The headline says Social Networking is Not a Business*, with an asterisk. Below, right under the introduction, is “*but it might be soon.” That’s the lead story in the latest MIT Technology Review (it’s free, but registration is required to read the story). The lead goes as follows:
Web 2.0–the dream of the user-built, user-centered, user-run Internet–has delivered on just about every promise except profit. Will its most prominent example, social networking, ever make any money?
I’ve seen Facebook at work with college students. Wow. And with high school kids. Wow again. It’s like a magnet. A couple of years ago they modified handling what appeared on the wall, the kids threw their hands up in protest, Facebook did a quick double take. I’ve seen on campuses how Facebook is as important as cell phones. Just the photo tagging alone is magnet enough, and that’s trivial compared with the rest.
But Facebook is supposed to lose $150 million this year. MySpace revenue fell $100 million short of projections last year.

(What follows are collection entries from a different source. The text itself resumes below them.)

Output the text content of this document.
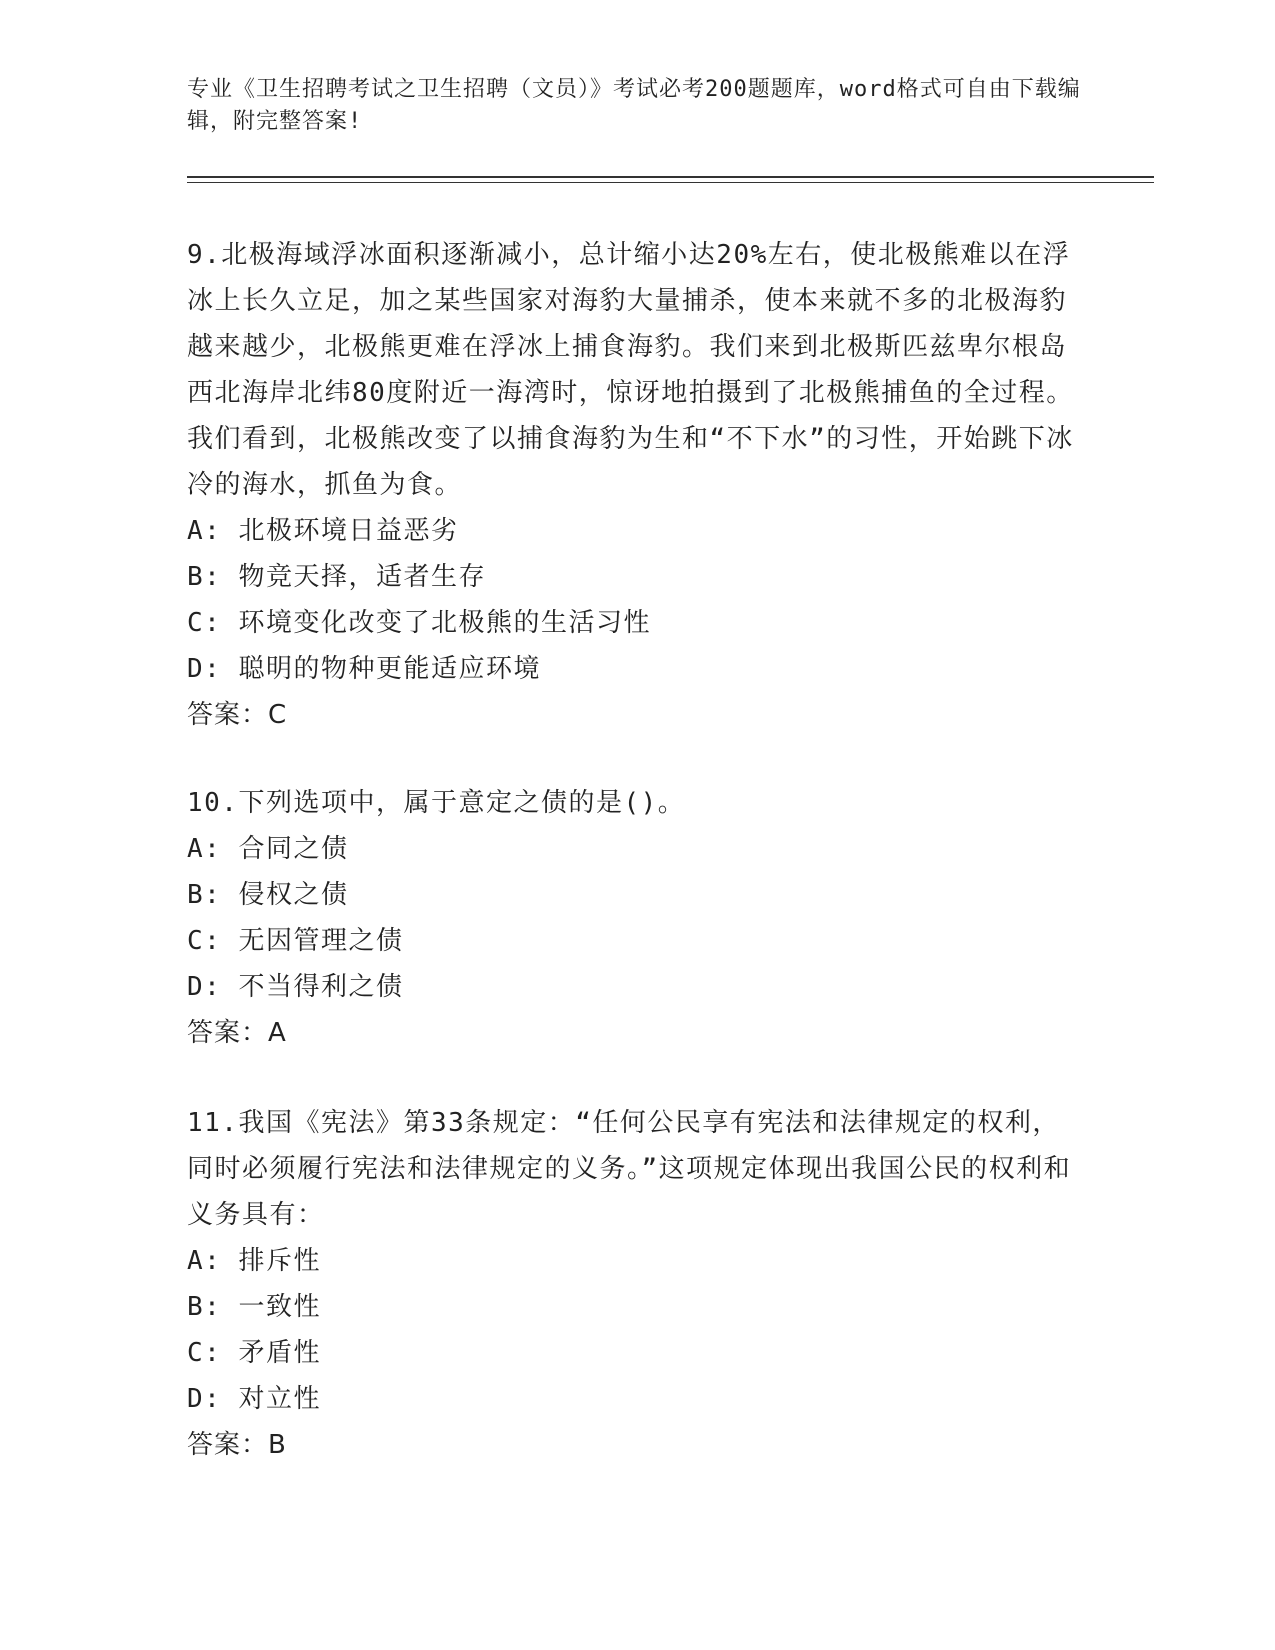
专业《卫生招聘考试之卫生招聘（文员）》考试必考200题题库，word格式可自由下载编辑，附完整答案!

9.北极海域浮冰面积逐渐减小，总计缩小达20%左右，使北极熊难以在浮冰上长久立足，加之某些国家对海豹大量捕杀，使本来就不多的北极海豹越来越少，北极熊更难在浮冰上捕食海豹。我们来到北极斯匹兹卑尔根岛西北海岸北纬80度附近一海湾时，惊讶地拍摄到了北极熊捕鱼的全过程。我们看到，北极熊改变了以捕食海豹为生和“不下水”的习性，开始跳下冰冷的海水，抓鱼为食。

A: 北极环境日益恶劣

B: 物竞天择，适者生存

C: 环境变化改变了北极熊的生活习性

D: 聪明的物种更能适应环境

答案：C

10.下列选项中，属于意定之债的是()。

A: 合同之债

B: 侵权之债

C: 无因管理之债

D: 不当得利之债

答案：A

11.我国《宪法》第33条规定：“任何公民享有宪法和法律规定的权利，同时必须履行宪法和法律规定的义务。”这项规定体现出我国公民的权利和义务具有：

A: 排斥性

B: 一致性

C: 矛盾性

D: 对立性

答案：B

The MIT Technology Review story, by Bryant Urstadt, details some of the behind-the-scenes providers in social networking, such as KickApps and Ning. And lots of users; users everywhere. The story ticks off numbers such as 35 million unique U.S. visitors to Facebook in a month, 72 million for MySpace and 22 million for Bebo. Ning has more than a quarter of a million sites.

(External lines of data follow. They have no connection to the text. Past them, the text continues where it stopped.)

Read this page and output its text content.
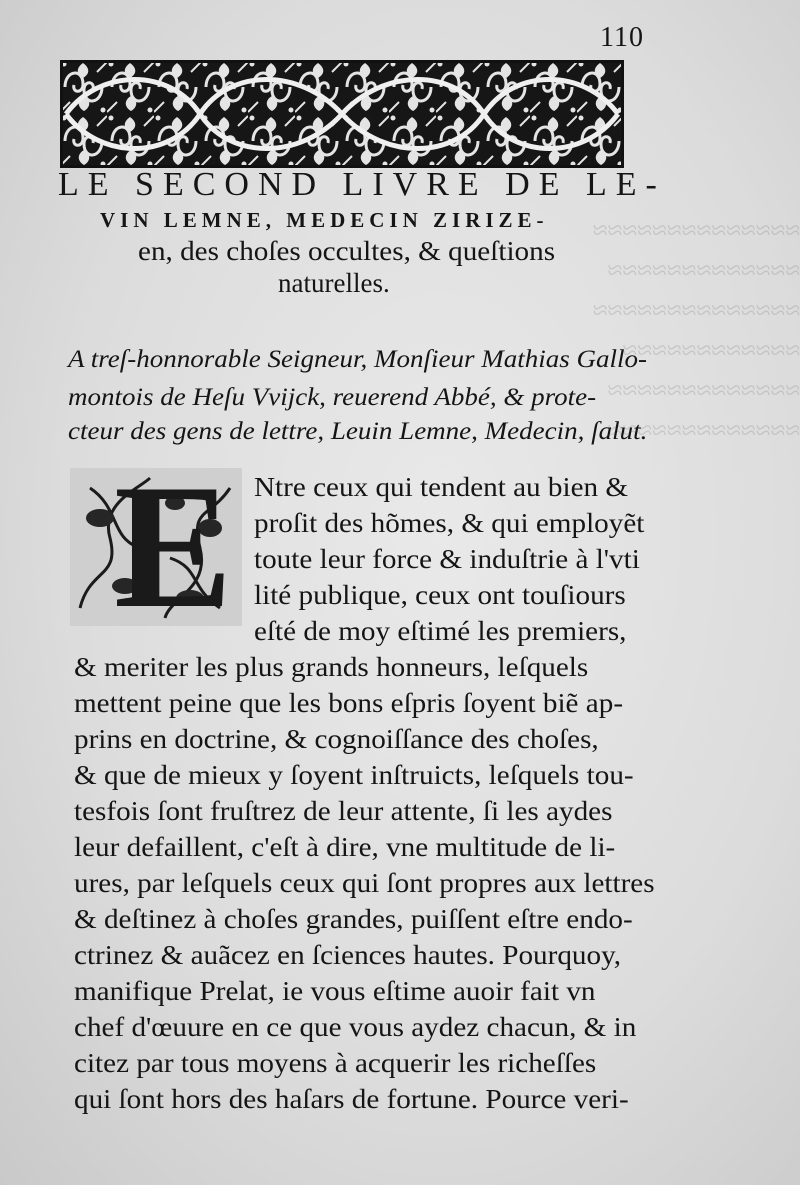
≈≈≈≈≈≈≈≈≈≈≈≈≈≈
≈≈≈≈≈≈≈≈≈≈≈≈≈
≈≈≈≈≈≈≈≈≈≈≈≈≈≈
≈≈≈≈≈≈≈≈≈≈≈≈
≈≈≈≈≈≈≈≈≈≈≈≈≈
≈≈≈≈≈≈≈≈≈≈≈≈≈
110
LE SECOND LIVRE DE LE-
VIN LEMNE, MEDECIN ZIRIZE-
en, des choſes occultes, & queſtions
naturelles.
A treſ-honnorable Seigneur, Monſieur Mathias Gallo-
montois de Heſu Vvijck, reuerend Abbé, & prote-
cteur des gens de lettre, Leuin Lemne, Medecin, ſalut.
E Ntre ceux qui tendent au bien &
proſit des hõmes, & qui employẽt
toute leur force & induſtrie à l'vti
lité publique, ceux ont touſiours
eſté de moy eſtimé les premiers,
& meriter les plus grands honneurs, leſquels
mettent peine que les bons eſpris ſoyent biẽ ap-
prins en doctrine, & cognoiſſance des choſes,
& que de mieux y ſoyent inſtruicts, leſquels tou-
tesfois ſont fruſtrez de leur attente, ſi les aydes
leur defaillent, c'eſt à dire, vne multitude de li-
ures, par leſquels ceux qui ſont propres aux lettres
& deſtinez à choſes grandes, puiſſent eſtre endo-
ctrinez & auãcez en ſciences hautes. Pourquoy,
manifique Prelat, ie vous eſtime auoir fait vn
chef d'œuure en ce que vous aydez chacun, & in
citez par tous moyens à acquerir les richeſſes
qui ſont hors des haſars de fortune. Pource veri-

Reminds me of the castaway on a raft in the middle of the ocean: “Water, water, everywhere, Nor any drop to drink.” The big social networking sites have users everywhere, but not a lot of revenue. Money, yes; but it’s investment money, capital, not sales. Microsoft paid $240 million for a 1.6 percent stake in Facebook. Ning, founded by uber-entrepreneur Marc Andreessen, got $104 million in venture capital.
The story is an in-depth analysis, seven pages in its Web version. A lot deeper than my summary here. But I like this sort-of summary near the end of it.
The ghosts of vanished giants haunt social networking. So many formerly great Internet companies are struggling or dead. Consider CompuServe, AOL, Netscape, Napster–even Yahoo. Lycos, a search engine that was sold to Terra Networks in 2000 for $12.5 billion, was sold to a Korean firm for $95 million four years later.
What CompuServe and many of the others have in common is that they were portals; gateways to the Web. Facebook wants to be something similar: more than just a useful and fun social tool but the first page people open on the Web and the platform they use for all their other communication on the Internet.
As would-be portals, however, social-networking sites are vulnerable to one of the problems that brought down those earlier Internet businesses. The portals were “walled gardens” where inexperienced Internet users congregated for a time but where they became restless at last–leaving for the wider, wilder Web. Facebook and MySpace understand this and are now struggling to achieve an appropriate balance between openness and control.
They’re also struggling with faddishness. Danah Boyd, a doctoral candidate at the University of California, Berkeley, studies social networking as a cultural phenomenon. She describes online hot spots as though they were popular pubs. “It’s supercool when all of your friends go there,” she says. “Then all sorts of other people come in. Even if the pub doesn’t start feeling physically crowded, it starts feeling socially crowded when your ex is at the other end of the bar talking to some creep who brought his fellow gang members. How long until you say, ‘Enough–I’m outta here’ ?”
So that link is Technology Review: Social Networking Is Not a Business* and it does require registration, but it’s free.